You're right - it's probably better environmentally to hang on to your existing vehicles until they wear out because of the embedded energy in the vehicle and the energy/resource impact of replacing it with a new vehicle. The 2013 Zero S has an option for CHADEMO fast charging. If CHADEMO chargers become widespread in your neck of the woods, that can become a great option for fast charging. I think, however, that Terry made it harder than he had to. Rather than that set of five chargers, he could have gotten a single Manzanita 40 amp charger (the same as I have on my electric car conversion) and gotten up to 8 kilowatt charging rate off a single charger. One thing about electric motorcycles is because the battery pack required for the same range is smaller than electric cars, the normal J1772 charging stations can act as if its a fast charger. Whether fast charging degrades battery life depends on the chemistry.
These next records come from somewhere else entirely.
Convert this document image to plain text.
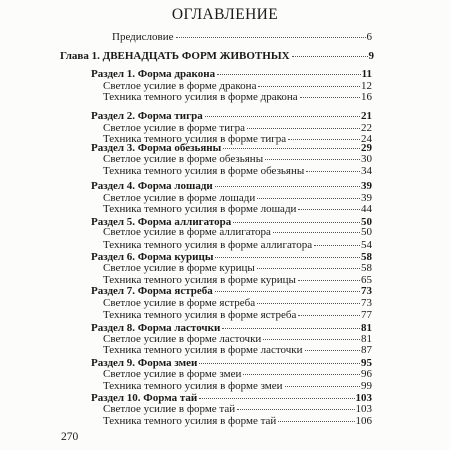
ОГЛАВЛЕНИЕ
Предисловие	6
Глава 1. ДВЕНАДЦАТЬ ФОРМ ЖИВОТНЫХ	9
Раздел 1. Форма дракона	11
Светлое усилие в форме дракона	12
Техника темного усилия в форме дракона	16
Раздел 2. Форма тигра	21
Светлое усилие в форме тигра	22
Техника темного усилия в форме тигра	24
Раздел 3. Форма обезьяны	29
Светлое усилие в форме обезьяны	30
Техника темного усилия в форме обезьяны	34
Раздел 4. Форма лошади	39
Светлое усилие в форме лошади	39
Техника темного усилия в форме лошади	44
Раздел 5. Форма аллигатора	50
Светлое усилие в форме аллигатора	50
Техника темного усилия в форме аллигатора	54
Раздел 6. Форма курицы	58
Светлое усилие в форме курицы	58
Техника темного усилия в форме курицы	65
Раздел 7. Форма ястреба	73
Светлое усилие в форме ястреба	73
Техника темного усилия в форме ястреба	77
Раздел 8. Форма ласточки	81
Светлое усилие в форме ласточки	81
Техника темного усилия в форме ласточки	87
Раздел 9. Форма змеи	95
Светлое усилие в форме змеи	96
Техника темного усилия в форме змеи	99
Раздел 10. Форма тай	103
Светлое усилие в форме тай	103
Техника темного усилия в форме тай	106
270
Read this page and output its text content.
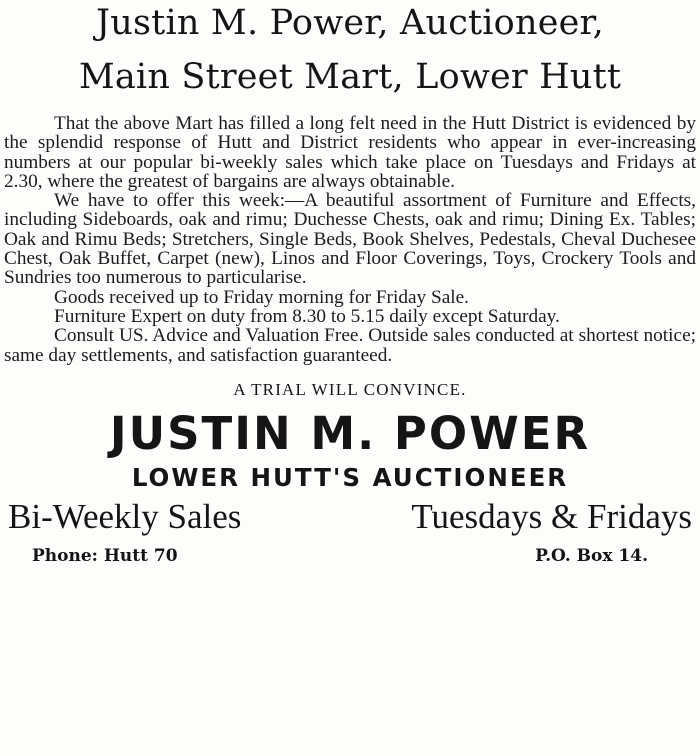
Justin M. Power, Auctioneer,
Main Street Mart, Lower Hutt

That the above Mart has filled a long felt need in the Hutt District is evidenced by the splendid response of Hutt and District residents who appear in ever-increasing numbers at our popular bi-weekly sales which take place on Tuesdays and Fridays at 2.30, where the greatest of bargains are always obtainable.

We have to offer this week:—A beautiful assortment of Furniture and Effects, including Sideboards, oak and rimu; Duchesse Chests, oak and rimu; Dining Ex. Tables; Oak and Rimu Beds; Stretchers, Single Beds, Book Shelves, Pedestals, Cheval Duchesee Chest, Oak Buffet, Carpet (new), Linos and Floor Coverings, Toys, Crockery Tools and Sundries too numerous to particularise.

Goods received up to Friday morning for Friday Sale.

Furniture Expert on duty from 8.30 to 5.15 daily except Saturday.

Consult US. Advice and Valuation Free. Outside sales conducted at shortest notice; same day settlements, and satisfaction guaranteed.

A TRIAL WILL CONVINCE.
JUSTIN M. POWER
LOWER HUTT'S AUCTIONEER
Bi-Weekly Sales	Tuesdays & Fridays
Phone: Hutt 70	P.O. Box 14.
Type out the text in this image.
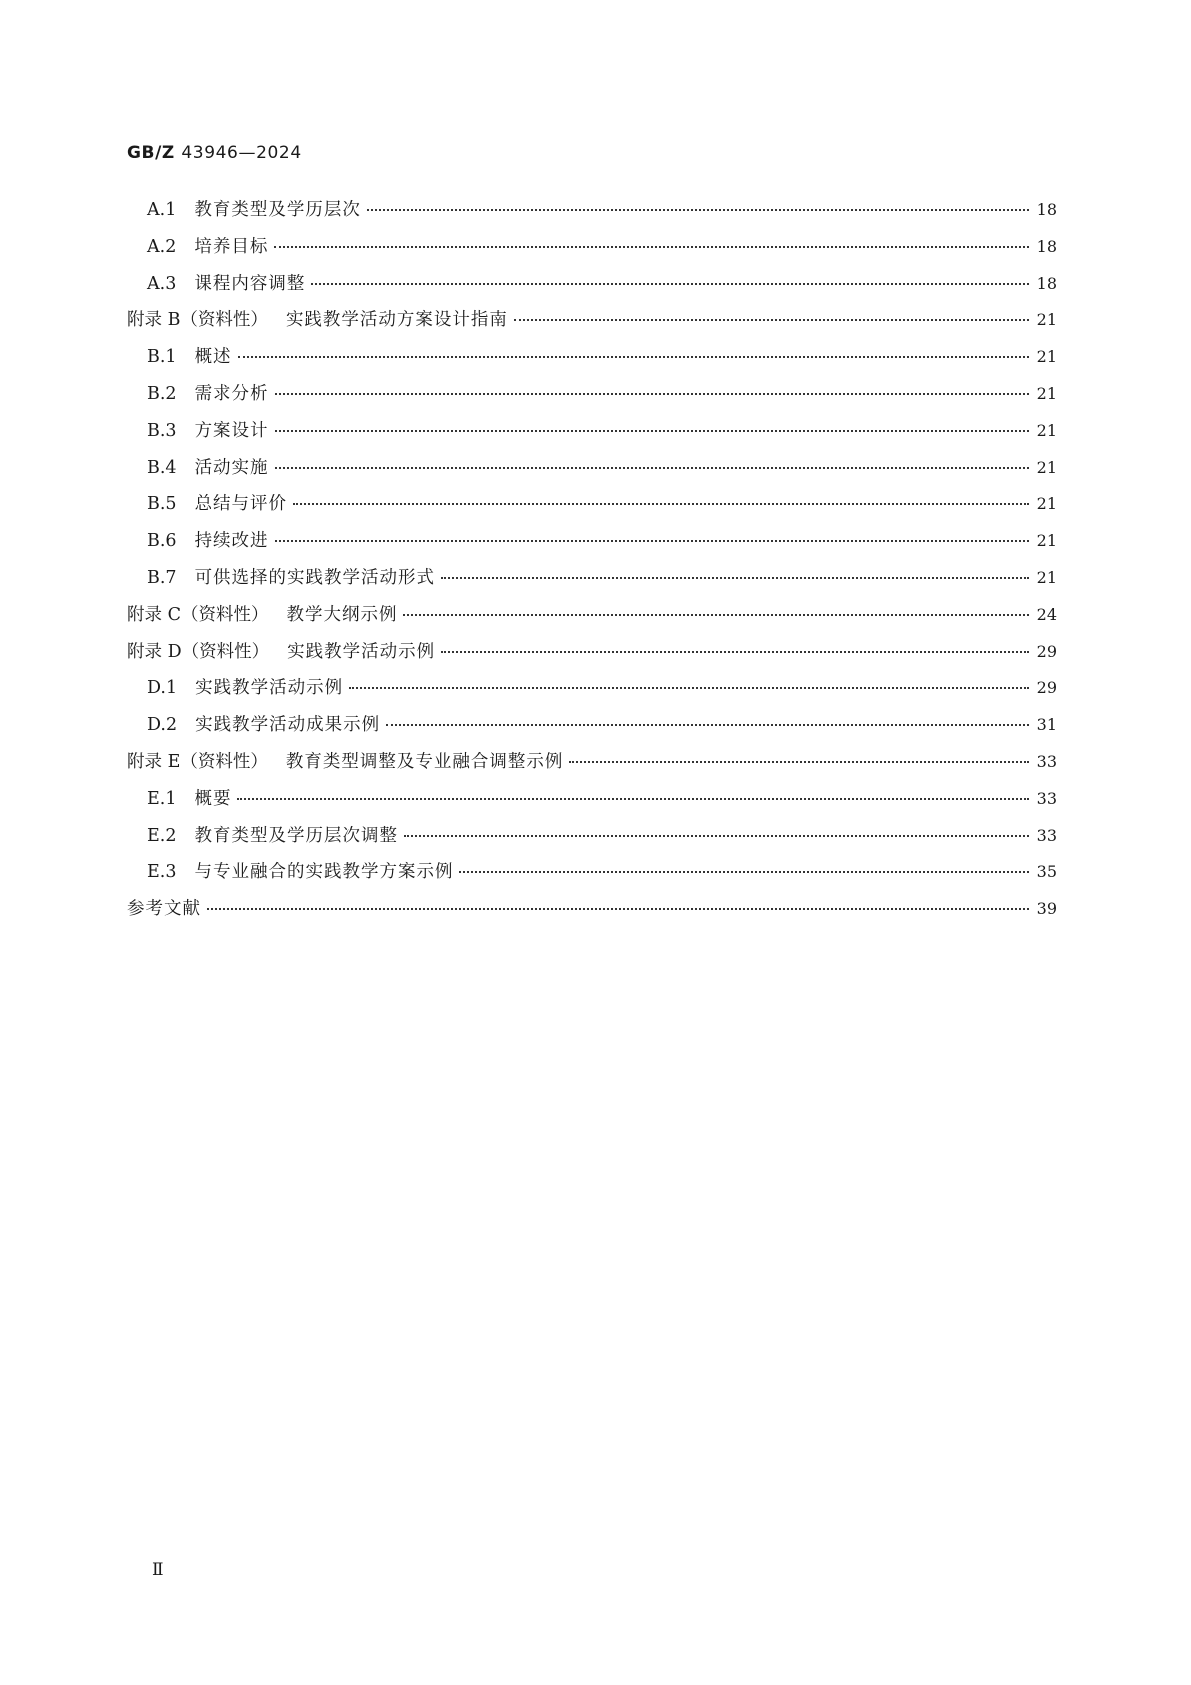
GB/Z 43946—2024
A.1 教育类型及学历层次	18
A.2 培养目标	18
A.3 课程内容调整	18
附录 B（资料性） 实践教学活动方案设计指南	21
B.1 概述	21
B.2 需求分析	21
B.3 方案设计	21
B.4 活动实施	21
B.5 总结与评价	21
B.6 持续改进	21
B.7 可供选择的实践教学活动形式	21
附录 C（资料性） 教学大纲示例	24
附录 D（资料性） 实践教学活动示例	29
D.1 实践教学活动示例	29
D.2 实践教学活动成果示例	31
附录 E（资料性） 教育类型调整及专业融合调整示例	33
E.1 概要	33
E.2 教育类型及学历层次调整	33
E.3 与专业融合的实践教学方案示例	35
参考文献	39
Ⅱ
But your charger won't charge as fast at most charging stations. At ChargePoint stations, Terry maxes out the amp draw through the J1772, and pulls additional amps from the Level 1 outlet. A single charger could only draw from one or the other at a time.
The only difference is Terry can use the level 1 outlet. With my charger I've popped the circuit breaker on one public charger, and one time the ChargePoint service detected overcurrent on the circuit and shut me off. Don't tell me that I can't max out the charging stations. The only ones I wasn't able to max out is the former Tesla charging station in Salinas. However, Terry told me privately that the reason he is not using the Manzanita PFC40 is that at the 70-80 volts his pack uses, that charger does not pull so many amps. The pack on my car is twice the voltage of his bike and at 144 volts nominal pack voltage it can pull full power.